Augmentation des prix de la carte grise : les régions touchées dès mars 2026

À partir du 1er mars 2026, plusieurs automobilistes en France vont faire face à une hausse significative des coûts de leur carte grise. En effet, bien que le tarif national de la carte grise ne soit pas établi, certaines régions ont décidé d’augmenter leur tarif du cheval fiscal. Cette décision impacte directement le coût d’immatriculation des véhicules, soulevant des questions pour les automobilistes sur la répartition géographique de ces hausses.

EN BREF

  • Quatre régions augmentent le prix du cheval fiscal au 1er mars 2026.
  • Île-de-France introduit une nouvelle taxe fixe sur chaque certificat d’immatriculation.
  • Des écarts de prix significatifs entre régions affectent directement les automobilistes.

Les régions concernées par cette hausse incluent la Provence-Alpes-Côte d’Azur, où le tarif passera à 60 euros par cheval fiscal, atteignant ainsi le plafond légal. En Nouvelle-Aquitaine, le coût augmentera de 53 à 58 euros, tandis qu’en Corse, il passera de 43 à 53 euros, et à La Réunion, de 57 à 60 euros. Cela représente une augmentation pouvant aller jusqu’à 10 euros par cheval fiscal pour les automobilistes de ces départements.

La situation est différente pour l’Île-de-France, où le tarif du cheval fiscal est maintenu à 54,95 euros. Cependant, une taxe forfaitaire de 14 euros sera ajoutée à partir de mars 2026 pour chaque certificat d’immatriculation. Cette nouvelle imposition a suscité des confusions, notamment en raison des explications floues sur son origine, associée à la loi de finances 2026, comme l’indiquent plusieurs sources.

Pour bien appréhender le prix de la carte grise en 2026, il est essentiel de se pencher sur la taxe régionale, appelée taxe Y1. Cette taxe se calcule en multipliant le nombre de chevaux fiscaux du véhicule par le tarif défini par le conseil régional. À cette somme, il faut ajouter une taxe fixe de 11 euros, une redevance d’acheminement de 2,76 euros, et éventuellement un malus écologique, qui dépend des émissions de CO₂ ou du poids du véhicule.
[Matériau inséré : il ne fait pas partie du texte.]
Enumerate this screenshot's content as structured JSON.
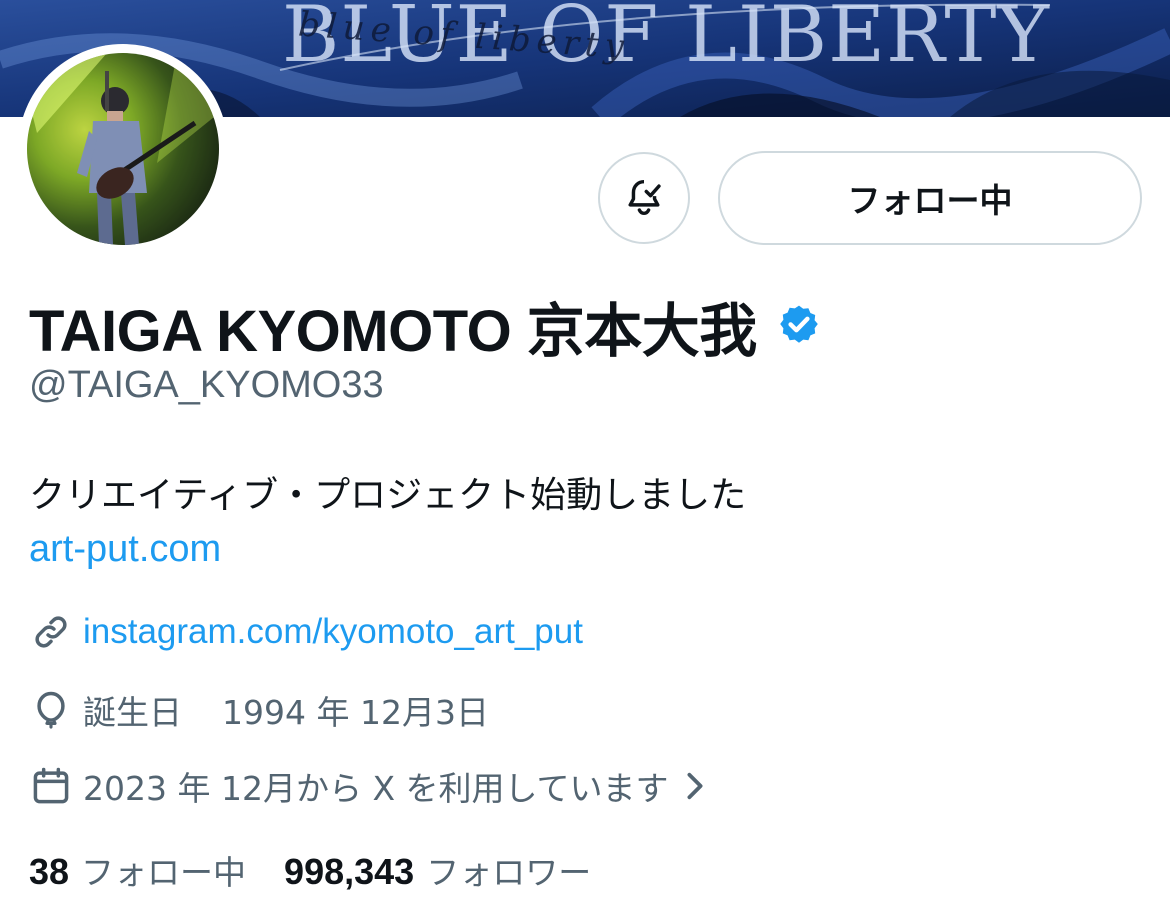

Les différences de prix entre les régions sont marquées. Par exemple, les régions comme la Bretagne, la Normandie, le Grand Est, et la Bourgogne-Franche-Comté appliquent déjà le plafond de 60 euros par cheval fiscal. À l’inverse, l’Occitanie affiche un tarif de 59,50 euros, tandis que les Hauts-de-France se démarquent avec un tarif de seulement 42 euros.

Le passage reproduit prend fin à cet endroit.